The biotechnology firm Regeneron said it has now developed hundreds of potential medicines that could work against the novel coronavirus that causes Covid-19, and that it may enter clinical trials by early summer.
Regeneron’s drugs are what are known as monoclonal antibodies, proteins produced by the immune system that can neutralize pathogens. Regeneron’s antibodies are made in mice that have been genetically modified to have human-like immune systems, which means that, when they are given to a patient, his or her immune system will not attack the antibody.
The technology was previously used to create a cocktail of antibodies that had some efficacy against the Ebola virus, Regeneron said last year.
“The most tried-and-true near-term approach, in terms of prophylaxis, is making highly potent neutralizing antibodies against the virus itself,” said George Yancopoulos, Regeneron’s co-founder and chief scientific officer, in an interview. “The landmark is to see how rapidly we could get to this point,” he said.
To battle Covid-19, Regeneron says it wants to select two antibodies against the virus, which is known as SARS-CoV-2. The antibodies target a protein on the virus’ outer shell, called the spike protein. Having two antibodies targeting the spike protein in the treatment, not one, should mean that it is more difficult for the virus to mutate in a way that will allow it to evade both antibodies.
Regeneron said in a press release that its scientists have isolated hundreds of virus-neutralizing antibodies from its mice, and more from patients who have recovered from Covid-19. It will choose two of these based on their potency and other “desirable qualities” like specificity, ability to be manufactured easily, and durability in the body.

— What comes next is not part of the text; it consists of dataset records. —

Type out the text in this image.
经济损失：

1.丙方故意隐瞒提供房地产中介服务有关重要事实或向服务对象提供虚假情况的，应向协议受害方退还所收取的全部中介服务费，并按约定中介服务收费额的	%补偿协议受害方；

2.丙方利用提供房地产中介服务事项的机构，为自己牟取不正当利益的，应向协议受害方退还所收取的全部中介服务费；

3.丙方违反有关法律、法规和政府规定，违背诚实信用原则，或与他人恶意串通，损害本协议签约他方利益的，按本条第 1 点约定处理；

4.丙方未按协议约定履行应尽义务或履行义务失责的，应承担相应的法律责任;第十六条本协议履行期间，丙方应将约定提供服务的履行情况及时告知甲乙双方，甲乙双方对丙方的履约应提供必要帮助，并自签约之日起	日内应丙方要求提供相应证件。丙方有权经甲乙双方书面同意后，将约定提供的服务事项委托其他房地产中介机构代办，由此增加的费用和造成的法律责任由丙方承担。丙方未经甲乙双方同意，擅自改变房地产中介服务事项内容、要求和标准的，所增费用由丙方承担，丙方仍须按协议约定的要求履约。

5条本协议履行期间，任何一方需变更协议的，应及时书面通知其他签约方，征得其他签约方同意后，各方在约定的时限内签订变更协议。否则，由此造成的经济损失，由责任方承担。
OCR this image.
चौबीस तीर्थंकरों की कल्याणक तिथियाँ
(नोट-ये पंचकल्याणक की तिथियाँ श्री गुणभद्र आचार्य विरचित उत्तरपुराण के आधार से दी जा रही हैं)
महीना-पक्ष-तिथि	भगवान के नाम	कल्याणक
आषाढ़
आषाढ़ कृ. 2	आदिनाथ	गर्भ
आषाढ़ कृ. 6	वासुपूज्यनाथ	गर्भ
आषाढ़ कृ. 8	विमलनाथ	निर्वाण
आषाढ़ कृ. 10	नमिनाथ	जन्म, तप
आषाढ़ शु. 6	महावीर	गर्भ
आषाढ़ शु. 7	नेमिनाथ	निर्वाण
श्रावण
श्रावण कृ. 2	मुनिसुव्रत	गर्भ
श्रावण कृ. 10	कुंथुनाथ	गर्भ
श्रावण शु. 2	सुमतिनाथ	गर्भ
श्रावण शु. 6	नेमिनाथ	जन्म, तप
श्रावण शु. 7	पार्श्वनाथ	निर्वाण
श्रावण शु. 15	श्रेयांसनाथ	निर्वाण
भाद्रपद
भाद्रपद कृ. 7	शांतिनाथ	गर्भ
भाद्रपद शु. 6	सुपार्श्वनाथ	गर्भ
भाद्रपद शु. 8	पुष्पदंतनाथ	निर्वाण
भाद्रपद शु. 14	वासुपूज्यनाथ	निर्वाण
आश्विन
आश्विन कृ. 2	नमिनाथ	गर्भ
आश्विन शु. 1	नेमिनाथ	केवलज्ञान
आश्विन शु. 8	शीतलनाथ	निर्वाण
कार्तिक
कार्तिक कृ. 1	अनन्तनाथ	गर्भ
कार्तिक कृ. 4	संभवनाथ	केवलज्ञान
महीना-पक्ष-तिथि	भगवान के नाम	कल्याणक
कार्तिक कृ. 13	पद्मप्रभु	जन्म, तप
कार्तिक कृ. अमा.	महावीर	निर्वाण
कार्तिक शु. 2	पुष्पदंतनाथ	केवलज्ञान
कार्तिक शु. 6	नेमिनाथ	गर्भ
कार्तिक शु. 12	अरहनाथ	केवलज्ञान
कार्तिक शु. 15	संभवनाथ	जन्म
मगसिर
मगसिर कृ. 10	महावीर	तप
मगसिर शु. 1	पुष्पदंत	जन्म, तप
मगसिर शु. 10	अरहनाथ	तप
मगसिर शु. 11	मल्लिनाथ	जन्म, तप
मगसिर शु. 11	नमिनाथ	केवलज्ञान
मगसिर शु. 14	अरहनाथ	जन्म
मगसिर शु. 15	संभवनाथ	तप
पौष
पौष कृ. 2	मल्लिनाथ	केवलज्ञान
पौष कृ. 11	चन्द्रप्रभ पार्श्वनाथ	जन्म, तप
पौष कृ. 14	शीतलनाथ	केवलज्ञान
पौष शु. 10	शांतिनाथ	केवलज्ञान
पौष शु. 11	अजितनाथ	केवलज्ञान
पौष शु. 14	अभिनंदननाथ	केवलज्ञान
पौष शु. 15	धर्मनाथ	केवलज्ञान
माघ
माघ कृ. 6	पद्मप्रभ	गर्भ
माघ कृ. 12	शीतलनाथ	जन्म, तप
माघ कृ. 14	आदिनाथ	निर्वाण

By mid-April, Regeneron said, it will be ready to start preparing to do large-scale manufacturing. If all goes perfectly, human clinical trials could begin by early summer. Those studies would then have to show that the antibodies are effective. Regeneron plans to test its antibody study both to treat people who have Covid-19, and as a prophylactic that would prevent people from being infected with the SARS-CoV-2 virus. It’s possible, if everything goes right, that an antibody could be available for some uses by the fall. “Things have never been done this fast before,” Yancopoulos said. A lot of things have to go right, he said.
It is likely that developing a drug as a treatment will take less time than proving it can prevent infection; the latter requires much bigger and longer studies. Regeneron also said that it is working with the Department of Health and Human Services’ Biomedical Advanced Research and Defense Authority, or BARDA, to further increase manufacturing capacity should its treatment work.
Creating antibody drugs against the virus is seen as one of the more promising approaches to attack SARS-CoV-2. Other groups, including the teams of Biogen and Vir and Eli Lilly and AbCellera, have also announced plans to develop antibody drugs against the virus.
Regeneron is also testing an approved drug, called Kevzara, against Covid-19. The drug, which is sold in partnership with Sanofi, targets inflammation, not the virus itself. A similar drug from Roche, Actemra, showed early promise in a study in China. Answers from that study might be available in weeks to months, if patients respond quickly.
“It’s really the investment we’ve been making in these technologies for the past 30 years that allows us to be in this position right now,” Yancopoulos said. “We feel privileged at Regeneron in the investments that we’ve made, and we’re proud that we’re not alone, and that there’s an entire industry that is stepping up.”